NEW ORLEANS -- A 20-year-old black woman said she was set on fire
by three men who wrote the initials KKK and a racial slur on her car in
northeastern Louisiana, police said Monday.
Officers found
Sharmeka Moffitt with burns on more than half of her body when they
responded to her 911 call Sunday night, said Louisiana State Police
spokeswoman Lt. Julie Lewis.
The FBI is investigating the attack
as a possible hate crime, but no arrests had been made as of late
Monday, Lewis said. She said Moffitt was in critical condition at a
hospital and that some of her injuries were third-degree burns.
Moffitt
told police the men doused her in a flammable liquid and set her on
fire at a park in Winnsboro, a town in Franklin Parish. Lewis said she
extinguished the fire using water from a spigot before a police officer
arrived.
Officers found the letters KKK - an apparent reference to
the Ku Klux Klan - and a racial slur smeared in a paste-like substance
on the hood of her car, Lewis said.
On the 911 call, Moffitt
described her attackers as three men wearing white hoods or hats, Lewis
said. She later told a Winnsboro Police officer who responded to the
call that the men were wearing white hoodies. She was unable to say what
race her attackers were. The officer found no suspects or vehicles at
Civitan Park where the attack allegedly happened, and the park has no
surveillance cameras, Lewis said.

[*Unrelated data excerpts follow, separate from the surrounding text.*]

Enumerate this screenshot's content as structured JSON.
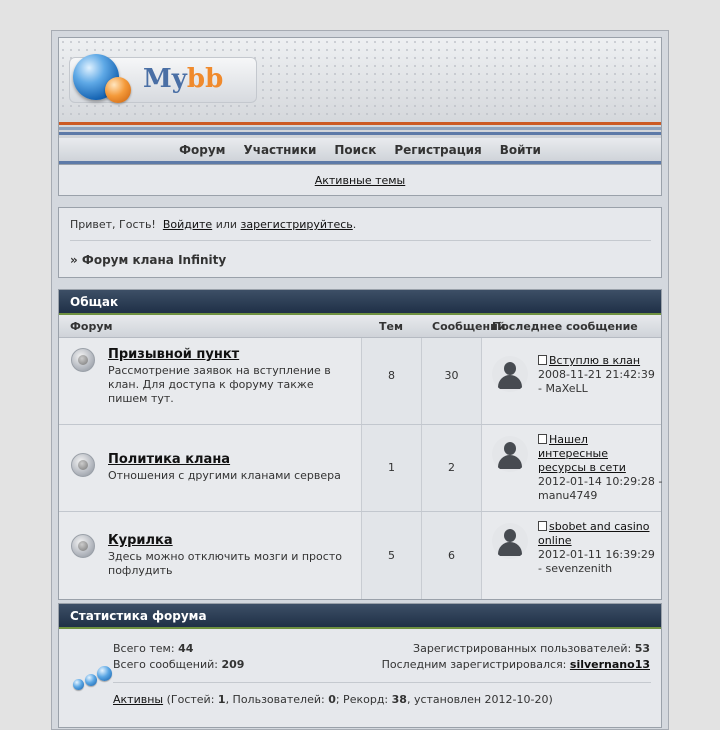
{
  "logo": {
    "my": "My",
    "bb": "bb"
  },
  "nav": [
    "Форум",
    "Участники",
    "Поиск",
    "Регистрация",
    "Войти"
  ],
  "subnav": {
    "active_topics": "Активные темы"
  },
  "welcome": {
    "greeting": "Привет, Гость!",
    "login_link": "Войдите",
    "or": "или",
    "register_link": "зарегистрируйтесь",
    "period": ".",
    "breadcrumb": "» Форум клана Infinity"
  },
  "category": {
    "title": "Общак",
    "columns": {
      "forum": "Форум",
      "topics": "Тем",
      "posts": "Сообщений",
      "last_post": "Последнее сообщение"
    },
    "forums": [
      {
        "title": "Призывной пункт",
        "desc": "Рассмотрение заявок на вступление в клан. Для доступа к форуму также пишем тут.",
        "topics": "8",
        "posts": "30",
        "last_title": "Вступлю в клан",
        "last_meta": "2008-11-21 21:42:39 - MaXeLL"
      },
      {
        "title": "Политика клана",
        "desc": "Отношения с другими кланами сервера",
        "topics": "1",
        "posts": "2",
        "last_title": "Нашел интересные ресурсы в сети",
        "last_meta": "2012-01-14 10:29:28 - manu4749"
      },
      {
        "title": "Курилка",
        "desc": "Здесь можно отключить мозги и просто пофлудить",
        "topics": "5",
        "posts": "6",
        "last_title": "sbobet and casino online",
        "last_meta": "2012-01-11 16:39:29 - sevenzenith"
      }
    ]
  },
  "stats": {
    "title": "Статистика форума",
    "total_topics_label": "Всего тем:",
    "total_topics": "44",
    "total_posts_label": "Всего сообщений:",
    "total_posts": "209",
    "registered_label": "Зарегистрированных пользователей:",
    "registered": "53",
    "last_registered_label": "Последним зарегистрировался:",
    "last_registered": "silvernano13",
    "active_link": "Активны",
    "guests_label": "(Гостей:",
    "guests": "1",
    "users_label": ", Пользователей:",
    "users": "0",
    "record_label": "; Рекорд:",
    "record": "38",
    "record_date": ", установлен 2012-10-20)"
  }
}
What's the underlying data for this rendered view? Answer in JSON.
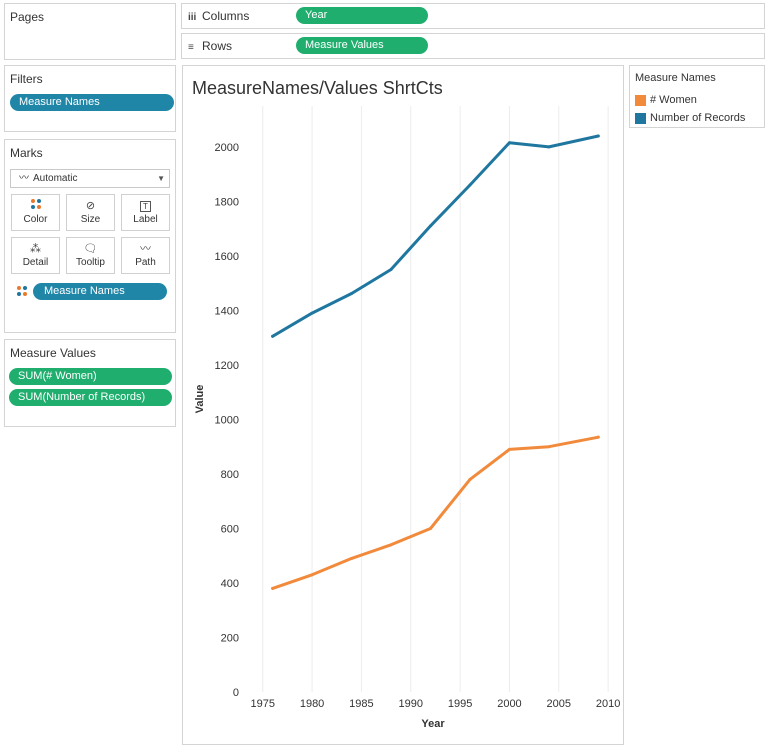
{
  "sidebar": {
    "pages_title": "Pages",
    "filters_title": "Filters",
    "filters_pill": "Measure Names",
    "marks_title": "Marks",
    "marks_type": "Automatic",
    "mark_buttons": [
      "Color",
      "Size",
      "Label",
      "Detail",
      "Tooltip",
      "Path"
    ],
    "marks_pill": "Measure Names",
    "measure_values_title": "Measure Values",
    "measure_values_pills": [
      "SUM(# Women)",
      "SUM(Number of Records)"
    ]
  },
  "shelves": {
    "columns_label": "Columns",
    "columns_pill": "Year",
    "rows_label": "Rows",
    "rows_pill": "Measure Values"
  },
  "legend": {
    "title": "Measure Names",
    "items": [
      {
        "label": "# Women",
        "color": "#f28a3c"
      },
      {
        "label": "Number of Records",
        "color": "#1f77a0"
      }
    ]
  },
  "colors": {
    "pill_blue": "#1f86a8",
    "pill_green": "#1fae6e"
  },
  "chart_data": {
    "type": "line",
    "title": "MeasureNames/Values ShrtCts",
    "xlabel": "Year",
    "ylabel": "Value",
    "xlim": [
      1973,
      2011
    ],
    "ylim": [
      0,
      2150
    ],
    "xticks": [
      1975,
      1980,
      1985,
      1990,
      1995,
      2000,
      2005,
      2010
    ],
    "yticks": [
      0,
      200,
      400,
      600,
      800,
      1000,
      1200,
      1400,
      1600,
      1800,
      2000
    ],
    "grid": "vertical",
    "legend": "right",
    "series": [
      {
        "name": "# Women",
        "color": "#f28a3c",
        "x": [
          1976,
          1980,
          1984,
          1988,
          1992,
          1996,
          2000,
          2004,
          2009
        ],
        "y": [
          380,
          430,
          490,
          540,
          600,
          780,
          890,
          900,
          935
        ]
      },
      {
        "name": "Number of Records",
        "color": "#1f77a0",
        "x": [
          1976,
          1980,
          1984,
          1988,
          1992,
          1996,
          2000,
          2004,
          2009
        ],
        "y": [
          1305,
          1390,
          1462,
          1550,
          1710,
          1860,
          2015,
          2000,
          2040
        ]
      }
    ]
  }
}
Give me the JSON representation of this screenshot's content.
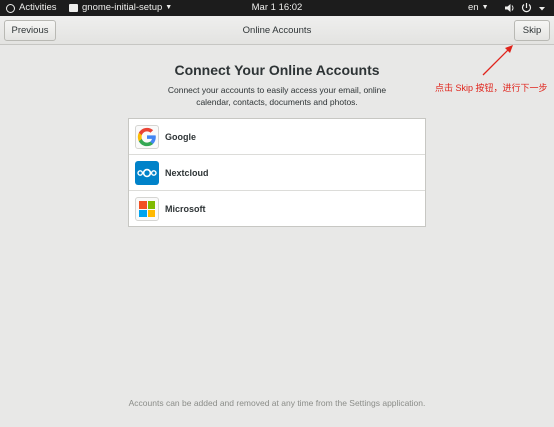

She said the state crime lab was
analyzing several pieces of evidence.
Franklin Sheriff Kevin Cobb called it "a horrific event" and said authorities would "follow the facts and seek justice."
Otis
Chisley, the president of the local branch of the NAACP, said he had
been in touch with Moffitt's distraught family. He said he was waiting
for more facts to come to light before drawing any conclusions about
what happened and that "everyone wants to move with caution."
Regardless of the investigation's outcome, though, Chisley said, racism and KKK activity remain a fact of life in the state.
"It's prevalent throughout Louisiana," he said. "It's hidden but it exists."